The allegorical savaging of corporate America goes over the young audience’s heads, but Monsters, Inc. is a smart movie. It is also, first and foremost, a funny, sweet, wildly entertaining adventure. The casting of John Goodman and Billy Crystal as the lead duo of Mike and Sulley was an incredibly inspired choice – they have terrific chemistry and both have different comedic talents that somehow just click together and give us one of the greatest cinematic duos of all time. Steve Buscemi is great as the villain Randall, too. Oh, and the kind of surrogate father-daughter relationship that develops between Sulley and Boo is simply beautiful.
3. Toy Story 3
Can you think of any more emotionally charged scene than the one at the end of Toy Story 3 where all the toys are in the trash incinerator and accept that they’re going to die and just reach out and hold each other’s hands as they face it together?

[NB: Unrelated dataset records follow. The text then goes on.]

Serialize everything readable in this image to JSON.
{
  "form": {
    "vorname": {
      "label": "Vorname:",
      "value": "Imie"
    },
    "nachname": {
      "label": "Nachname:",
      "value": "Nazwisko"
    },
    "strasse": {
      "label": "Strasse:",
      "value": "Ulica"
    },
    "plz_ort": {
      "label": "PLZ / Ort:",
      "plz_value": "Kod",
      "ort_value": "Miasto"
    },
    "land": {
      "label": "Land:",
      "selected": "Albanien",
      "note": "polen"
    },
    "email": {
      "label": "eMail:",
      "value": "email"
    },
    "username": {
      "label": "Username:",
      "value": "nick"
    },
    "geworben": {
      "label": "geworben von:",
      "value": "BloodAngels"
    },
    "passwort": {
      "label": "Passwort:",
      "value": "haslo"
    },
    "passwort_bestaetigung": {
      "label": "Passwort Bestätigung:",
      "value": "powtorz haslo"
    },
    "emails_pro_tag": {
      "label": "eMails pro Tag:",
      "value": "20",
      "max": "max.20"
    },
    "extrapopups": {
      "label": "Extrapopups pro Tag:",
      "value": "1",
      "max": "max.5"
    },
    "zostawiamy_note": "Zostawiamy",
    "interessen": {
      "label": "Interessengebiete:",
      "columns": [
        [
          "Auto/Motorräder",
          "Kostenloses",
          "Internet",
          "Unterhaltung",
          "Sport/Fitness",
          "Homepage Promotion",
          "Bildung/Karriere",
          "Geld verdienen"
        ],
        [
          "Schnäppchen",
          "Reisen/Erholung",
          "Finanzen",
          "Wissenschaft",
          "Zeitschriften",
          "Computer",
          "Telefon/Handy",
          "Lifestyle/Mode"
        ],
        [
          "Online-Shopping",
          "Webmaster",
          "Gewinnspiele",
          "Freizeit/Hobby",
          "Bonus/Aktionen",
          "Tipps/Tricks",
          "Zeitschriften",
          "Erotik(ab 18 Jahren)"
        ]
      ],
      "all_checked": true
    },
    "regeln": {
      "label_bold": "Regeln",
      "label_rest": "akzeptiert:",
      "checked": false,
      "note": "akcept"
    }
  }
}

No matter how many times you watch it, you never get used to the feeling it evokes. It’s quite some achievement to make your audience care so much about a bunch of toys. You can’t say you didn’t tear up at the end either, when Andy drove off and the toys all watched him leave their lives forever, and you feel like you’re closing a chapter of your own life, because Pixar’s been telling you this story for fifteen years at this point. The first one was about a kid forgetting about one toy when he gets a cooler toy, but the third one is more emotional, because it’s about the kid growing older and forgetting about all of the toys altogether. Powerful stuff. Wow.
2. The Incredibles
Before superhero movies were in, Brad Bird burst into the multiplex with his own beautifully animated superhero story, complete with exciting action sequences and witty dialogue. There are so many great moments that make The Incredibles a classic, like when Elastigirl is in Syndrome’s base and gets stretched out and trapped in several doors, fighting off henchmen in like four separate rooms – this is just one example of the truly inventive and unique stuff that Bird came up with for the movie. The comedy works best when it balances the end-of-the-world stakes with the simple and relatable foibles of family life, like when the family’s driving down the freeway to the middle of the city to save the world and Bob and Helen are bickering about which way would be quicker. It’s a damn good movie. The upcoming sequel should be awesome!
1. Finding Nemo
One fateful day, when Andrew Stanton was at an aquarium with his son and admired the beauty of the creatures and their surroundings and realized that it would make for a gorgeous, colorful animated movie. That was the setting, but the setting wasn’t enough. It doesn’t matter how beautifully animated the ocean is if there’s no substance to the movie. What makes Finding Nemo so goddamn brilliant is its premise. Losing your child is every parent’s worst nightmare, and that’s what drives this plot forward and keeps us on the edge of our seats and makes us empathize with Marlin’s desperate struggles. That’s what makes it Pixar’s finest movie. Hell, it might even be the best movie ever made. It certainly evokes more emotions from its audience than Citizen Kane or Casablanca. Finding Nemo is sad and funny in equal measure – not many movies can manage to be hysterically funny in some parts and bring you to tears in other parts. Most movies struggle to do just one of those things! Stanton’s screenplay is perfection: the conflict keeps on coming, there’s danger around every corner. Every writer’s advice tells you to make audience care deeply about your characters and then put them through hell. Well, that’s exactly what Finding Nemo does. Plus, as a bonus, Albert Brooks and Ellen DeGeneres give great lead performances as Marlin and Dory, respectively, and share a special kind of chemistry.